As a proponent, FWP chief Ken McDonald agreed.

McDonald explained that bison hunts in the late ’80s had attracted such negative attention that the Legislature shut them down.

When hunts were again allowed, laws, such as the one Washburn’s bill would change, were passed to avoid criticism and ethical concerns with fair chase hunting.

“We’re now in our eighth year of hunting bison, and we know they can move two to five miles daily,” McDonald said. “There’s no ethical reason not to provide their general location. We’re not taking hunters to bison and saying, ‘Here they are.’”

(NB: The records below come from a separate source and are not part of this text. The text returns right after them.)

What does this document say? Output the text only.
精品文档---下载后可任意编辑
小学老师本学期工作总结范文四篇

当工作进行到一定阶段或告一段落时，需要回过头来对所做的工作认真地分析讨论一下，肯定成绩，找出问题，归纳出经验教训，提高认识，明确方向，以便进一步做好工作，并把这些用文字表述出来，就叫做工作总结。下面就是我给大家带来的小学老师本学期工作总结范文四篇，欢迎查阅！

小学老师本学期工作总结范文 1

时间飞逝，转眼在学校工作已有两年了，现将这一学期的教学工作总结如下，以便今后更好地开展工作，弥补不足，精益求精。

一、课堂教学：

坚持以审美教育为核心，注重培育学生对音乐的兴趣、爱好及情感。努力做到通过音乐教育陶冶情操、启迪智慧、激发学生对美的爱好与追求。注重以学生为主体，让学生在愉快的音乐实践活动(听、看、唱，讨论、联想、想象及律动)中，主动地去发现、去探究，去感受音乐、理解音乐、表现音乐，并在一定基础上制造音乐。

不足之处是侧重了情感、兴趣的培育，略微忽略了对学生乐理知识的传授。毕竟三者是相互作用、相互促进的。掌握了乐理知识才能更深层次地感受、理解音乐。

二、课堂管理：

One of two opponents, Patrick Dougherty of the Bear Creek Council in Gardiner, said hunters shouldn’t need such information because bison are big and slow moving.

“If you can’t find a bison, you shouldn’t need a gun,” Dougherty said.

Meanwhile, over in the Senate Fish and Game Committee, Rep. Kelly Flynn, R-Bozeman, had the satisfaction of watching the committee quickly pass his wolf-hunting bill, HB 73.

Flynn carried the bill for the FWP, which had requested adding the use of electronic wolf calls, a reduction in the cost of nonresident wolf licenses and allowing hunters to buy more than one license.
The bill was amended to prohibit the FWP Commission from closing hunting in areas around national parks unless they established a quota for those areas.

With that change, the bill passed the House on Jan. 24 with only three votes opposed.

Flynn made those points to the Senate committee and pointed out it was a bipartisan bill and proposed that a Democrat present the bill on the Senate floor.

“This is a bill that has been supported on both sides as something that will work in the middle,” Flynn said. “It retains the wolf as a valued animal but it gives us the tools to manage it.”

Before the vote, Sen. Fred Thomas, R-Stevensville, said snaring should be added as a tool, but other members said the bill should be passed as is.

With that, they passed the bill unanimously.

Flynn said Sen. Mike Phillips, D-Bozeman, had agreed to carry the bill, but Chair John Brenden insisted that he would carry the bill to the floor this week.